Wednesday, August 10, 2016

Rejoice liberals!!! Rush Limbaugh is retiring from talk radio…in four years that is

August 1, 2020. Assuming that is the right date, it will be a sad day for “Rush Babies” and a day of rejoicing for Democratic liberals across America.

The reason why this will be a day of celebration is, after 32 years on the air with a reported 13 million listeners, conservative talk show host Rush Limbaugh (aka "The Mayor of Realville", "El Rushbo") will end his weekly radio show.

“I have, in the past six months, really been going back and forth on whether or not I wanted to keep doing this or move on to something else,” the 65-year-old Limbaugh told his listeners on August 2, the day after celebrating the show’s 28th year in broadcasting on the EIB network. “I don’t feel old. I don’t feel worn out. None of that. So, I decided to keep doing it because there’s nothing I love more, and there’s nothing that could replace it—even being on TV occasionally, which would not be a replacement or anything of the sort. So four more years is what it is.”
Before his radio show premiered in August 1988, I don’t recall there being such words as “drive-by” media and “info babe” as Limbaugh has called the press and any female news anchor wearing six or seven -inch-heels and over-the-knee skirts on CNN and Fox News. The word “liberal” didn’t sound like a cuss word as it does today, and there didn’t seem to be the “US versus Them” war that we see out of control in the halls of congress.
I laughed and despised the way, Tom Kelley, a friend of mine from high school, idolized “The Doctor of Democracy” back in 1993 as he bought two copies of Limbaugh’s book, "The Way Things Ought to Be." I enjoyed mocking him as he browsed the tie section at a department store one time because he was shopping for a “Rush Limbaugh” tie. Sitting next to those ties, however, were some clip-on ties so I told Tom he’d be much better off buying a couple clip-ons as Cheers’ (1982-1993) mailman Cliff Clavin swears by them.

When Limbaugh aired his TV show that ran from 1993-1994, another friend of mine and former newspaper editor, Glenn Fawcett, and I would die laughing at how everyone in the audience of his show were all impeccably dressed in suits and ties and women were dressed in their Sunday church best during the 93' spring semester in college. Today, if I were to pull up any of those shows on youtube.com, to see the camera pan in on the audience I just might see no minorities present, much the way liberals griped about that recent picture House Speaker Paul Ryan posed with a group of white interns thus continuing the notion that conservative Republicans really are a bunch of rich white racists who don’t hire minority interns in Congress.
As the years went by, however, my political affiliations changed. Perhaps it was the fact being raised by my grandparents on my dad's side who were staunch Republicans that maybe their conservatism got the better of me.
Maybe it was the fact, like George Clooney’s Democratic manager Ryan Gosling played in the "Ides of March" (2011) who realized there was no such thing as honesty, integrity and morality in presidential politicians, I stopped believing in everything the Democratic Party claimed to represent when it came to them fighting for minorities and low-income wage earners.
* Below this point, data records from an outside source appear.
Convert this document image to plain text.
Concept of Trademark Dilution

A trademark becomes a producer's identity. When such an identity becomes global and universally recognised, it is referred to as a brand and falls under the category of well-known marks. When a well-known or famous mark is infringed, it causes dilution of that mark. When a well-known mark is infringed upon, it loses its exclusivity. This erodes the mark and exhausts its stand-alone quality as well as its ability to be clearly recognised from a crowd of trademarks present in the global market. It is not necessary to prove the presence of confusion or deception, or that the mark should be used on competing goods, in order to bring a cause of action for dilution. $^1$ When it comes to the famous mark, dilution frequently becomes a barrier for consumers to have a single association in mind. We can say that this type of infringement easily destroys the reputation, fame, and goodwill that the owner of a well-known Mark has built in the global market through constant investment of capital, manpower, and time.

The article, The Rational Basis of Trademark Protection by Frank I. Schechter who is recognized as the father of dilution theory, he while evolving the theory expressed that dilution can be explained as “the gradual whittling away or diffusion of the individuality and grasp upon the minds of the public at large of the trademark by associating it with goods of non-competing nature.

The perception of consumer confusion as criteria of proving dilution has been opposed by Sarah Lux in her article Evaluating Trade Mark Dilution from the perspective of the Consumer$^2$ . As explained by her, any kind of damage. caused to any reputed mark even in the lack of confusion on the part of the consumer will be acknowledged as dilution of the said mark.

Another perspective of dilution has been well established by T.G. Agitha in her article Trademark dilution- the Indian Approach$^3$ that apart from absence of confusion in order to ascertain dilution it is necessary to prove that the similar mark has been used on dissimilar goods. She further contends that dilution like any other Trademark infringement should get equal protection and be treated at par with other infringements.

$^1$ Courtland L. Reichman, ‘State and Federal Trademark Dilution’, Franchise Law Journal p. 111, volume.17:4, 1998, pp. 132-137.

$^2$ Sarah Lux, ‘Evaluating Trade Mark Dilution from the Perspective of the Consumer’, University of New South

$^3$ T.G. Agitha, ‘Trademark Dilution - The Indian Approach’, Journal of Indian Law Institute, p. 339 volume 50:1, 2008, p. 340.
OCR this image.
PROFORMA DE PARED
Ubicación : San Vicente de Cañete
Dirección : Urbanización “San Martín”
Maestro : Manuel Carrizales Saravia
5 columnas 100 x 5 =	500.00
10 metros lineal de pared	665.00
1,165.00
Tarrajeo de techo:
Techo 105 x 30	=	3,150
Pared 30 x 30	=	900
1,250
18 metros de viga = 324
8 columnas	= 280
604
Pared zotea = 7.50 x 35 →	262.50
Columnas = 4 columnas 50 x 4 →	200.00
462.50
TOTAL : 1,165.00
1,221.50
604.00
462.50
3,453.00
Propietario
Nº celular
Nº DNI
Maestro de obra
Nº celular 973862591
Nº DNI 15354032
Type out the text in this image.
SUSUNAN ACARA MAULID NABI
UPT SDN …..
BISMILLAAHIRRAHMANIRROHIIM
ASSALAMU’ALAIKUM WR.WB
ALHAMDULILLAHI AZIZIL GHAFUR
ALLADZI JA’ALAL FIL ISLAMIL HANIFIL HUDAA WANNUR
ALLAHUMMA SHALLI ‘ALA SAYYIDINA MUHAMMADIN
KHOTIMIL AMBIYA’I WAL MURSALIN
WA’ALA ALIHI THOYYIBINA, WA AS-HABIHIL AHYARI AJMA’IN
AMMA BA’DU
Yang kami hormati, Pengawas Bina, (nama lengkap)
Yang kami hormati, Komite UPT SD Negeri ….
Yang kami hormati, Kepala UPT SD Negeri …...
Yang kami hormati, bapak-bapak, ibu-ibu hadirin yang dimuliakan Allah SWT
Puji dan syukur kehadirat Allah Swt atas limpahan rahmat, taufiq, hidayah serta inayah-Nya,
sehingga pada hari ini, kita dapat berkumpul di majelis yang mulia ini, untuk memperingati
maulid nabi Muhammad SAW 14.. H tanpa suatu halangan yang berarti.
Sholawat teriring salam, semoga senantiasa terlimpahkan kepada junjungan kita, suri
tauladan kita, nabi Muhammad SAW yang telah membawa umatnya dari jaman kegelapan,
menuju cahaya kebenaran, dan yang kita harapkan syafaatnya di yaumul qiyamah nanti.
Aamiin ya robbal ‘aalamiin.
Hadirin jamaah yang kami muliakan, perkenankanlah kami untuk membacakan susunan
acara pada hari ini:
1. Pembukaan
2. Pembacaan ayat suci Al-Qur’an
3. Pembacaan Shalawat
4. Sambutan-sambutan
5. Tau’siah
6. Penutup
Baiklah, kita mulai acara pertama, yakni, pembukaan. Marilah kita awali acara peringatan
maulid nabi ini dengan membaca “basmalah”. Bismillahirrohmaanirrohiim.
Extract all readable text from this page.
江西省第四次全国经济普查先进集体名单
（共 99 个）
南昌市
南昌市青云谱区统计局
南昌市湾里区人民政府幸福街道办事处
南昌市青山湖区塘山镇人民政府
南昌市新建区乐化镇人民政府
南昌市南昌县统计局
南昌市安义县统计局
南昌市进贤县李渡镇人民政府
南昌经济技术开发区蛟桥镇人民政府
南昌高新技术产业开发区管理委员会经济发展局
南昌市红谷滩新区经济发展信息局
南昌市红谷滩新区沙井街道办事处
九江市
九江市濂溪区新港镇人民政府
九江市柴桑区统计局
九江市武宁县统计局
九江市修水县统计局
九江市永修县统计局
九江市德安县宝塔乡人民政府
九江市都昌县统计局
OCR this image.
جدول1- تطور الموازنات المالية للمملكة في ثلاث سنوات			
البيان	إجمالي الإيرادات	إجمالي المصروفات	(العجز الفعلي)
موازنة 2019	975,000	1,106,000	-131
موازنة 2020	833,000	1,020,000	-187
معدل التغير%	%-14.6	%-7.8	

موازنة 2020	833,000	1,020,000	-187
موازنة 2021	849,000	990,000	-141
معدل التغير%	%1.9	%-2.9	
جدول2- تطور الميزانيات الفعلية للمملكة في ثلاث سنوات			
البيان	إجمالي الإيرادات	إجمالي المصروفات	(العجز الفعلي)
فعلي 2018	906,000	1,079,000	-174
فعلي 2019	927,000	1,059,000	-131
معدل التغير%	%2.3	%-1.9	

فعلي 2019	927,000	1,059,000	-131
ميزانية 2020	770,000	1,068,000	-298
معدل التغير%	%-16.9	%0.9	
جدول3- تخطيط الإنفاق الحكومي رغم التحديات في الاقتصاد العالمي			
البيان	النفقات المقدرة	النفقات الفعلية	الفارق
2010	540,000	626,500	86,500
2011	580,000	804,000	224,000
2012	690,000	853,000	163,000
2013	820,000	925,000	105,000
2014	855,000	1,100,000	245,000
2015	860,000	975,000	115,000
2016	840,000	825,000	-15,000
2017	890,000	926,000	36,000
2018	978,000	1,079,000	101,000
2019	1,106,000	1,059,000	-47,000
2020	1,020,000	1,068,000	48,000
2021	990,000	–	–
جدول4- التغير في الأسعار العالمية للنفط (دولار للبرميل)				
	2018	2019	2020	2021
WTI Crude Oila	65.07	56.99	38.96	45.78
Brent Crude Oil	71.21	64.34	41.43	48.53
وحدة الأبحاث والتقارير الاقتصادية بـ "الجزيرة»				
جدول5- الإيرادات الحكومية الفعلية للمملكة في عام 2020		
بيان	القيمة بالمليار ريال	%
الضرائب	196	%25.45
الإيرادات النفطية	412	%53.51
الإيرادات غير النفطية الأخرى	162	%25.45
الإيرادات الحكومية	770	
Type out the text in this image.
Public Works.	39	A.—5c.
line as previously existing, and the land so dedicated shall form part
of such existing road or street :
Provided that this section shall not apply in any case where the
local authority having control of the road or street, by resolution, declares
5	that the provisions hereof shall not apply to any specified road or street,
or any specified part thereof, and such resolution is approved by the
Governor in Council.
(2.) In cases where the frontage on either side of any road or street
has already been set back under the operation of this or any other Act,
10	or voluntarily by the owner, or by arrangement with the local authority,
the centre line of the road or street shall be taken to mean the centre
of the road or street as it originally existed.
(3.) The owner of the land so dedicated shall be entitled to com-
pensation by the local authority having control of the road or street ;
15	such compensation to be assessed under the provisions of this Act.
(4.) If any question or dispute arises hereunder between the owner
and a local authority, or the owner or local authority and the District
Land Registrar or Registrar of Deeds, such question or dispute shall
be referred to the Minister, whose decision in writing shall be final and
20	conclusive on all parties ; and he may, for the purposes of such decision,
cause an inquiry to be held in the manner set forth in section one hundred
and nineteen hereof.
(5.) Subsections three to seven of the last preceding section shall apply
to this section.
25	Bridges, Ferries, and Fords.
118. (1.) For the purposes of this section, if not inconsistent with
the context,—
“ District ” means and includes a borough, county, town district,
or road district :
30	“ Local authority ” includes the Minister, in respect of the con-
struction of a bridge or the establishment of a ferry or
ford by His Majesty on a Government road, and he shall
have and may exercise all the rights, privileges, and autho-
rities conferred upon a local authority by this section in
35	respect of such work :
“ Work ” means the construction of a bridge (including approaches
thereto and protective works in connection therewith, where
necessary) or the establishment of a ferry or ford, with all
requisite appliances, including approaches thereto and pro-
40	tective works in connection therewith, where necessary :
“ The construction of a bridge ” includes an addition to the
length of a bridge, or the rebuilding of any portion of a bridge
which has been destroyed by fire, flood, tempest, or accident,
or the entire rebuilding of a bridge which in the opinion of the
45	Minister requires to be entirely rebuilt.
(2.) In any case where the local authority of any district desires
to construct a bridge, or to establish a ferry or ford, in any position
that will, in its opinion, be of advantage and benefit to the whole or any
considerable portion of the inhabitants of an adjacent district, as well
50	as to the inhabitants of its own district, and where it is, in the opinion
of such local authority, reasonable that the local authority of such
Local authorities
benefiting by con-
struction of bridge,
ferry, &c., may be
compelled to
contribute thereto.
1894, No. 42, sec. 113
In short, they are just as bad as the Republican Party and judging by who we got to vote for in this November's presidential election, far worse.

As I tuned into Limbaugh’s show over the years it was dawning on me that some of the things he's said actually makes sense. Just don’t take that to mean I am a die-hard fan who thinks everything he says is the word of God. Sure, I admit I have defended him over the past two decades with what he has said but it was with good reason.

When Limbaugh, for example in 2003, said that the only reason for Philadelphia Eagles quarterback Donovan McNabb’s success on the "Sunday NFL Countdown" in September 2003, was because he was African American, I saw nothing racist in that comment. Maybe I am just color blind. As someone, however, who hates football and most all sports, I would have watched "Sunday NFL Countdown" every week that year just to hear what Limbaugh had to say about the sport had he not been let go by ESPN executives within days of making that McNabb comment. I would have done the same had he been chosen to co-anchor "Monday Night Football." Not to watch the games, mind you. But so, I can hear what he had to say about the plays being called.
Therein lies the difference between my listening to Rush and how others listen to him today. I listen to him because he is entertaining from those promotional radio phrases (“The man, a mission, a way of life”, “He didn’t start it, but he’ll be happy to finish it”) to those often times humorous song parodies from conservative political satirist Paul Shanklin that bash President Obama and liberalism that are often aired on the show.
When the "Limbaugh School for Advanced Conservative Studies" closes its doors four years from now, I won’t be mourning the end of hearing "America’s truth detector" four or five days a week. All good things come to an end.

What I will be mourning is how the end of Limbaugh’s radio show signifies yet another nail in that coffin called "Free Speech" as political correctness continues to reign across the country because liberals hate it when others “tell it like it is”, or maybe they don’t mind when conservatives are bashed so long as no one bashes them.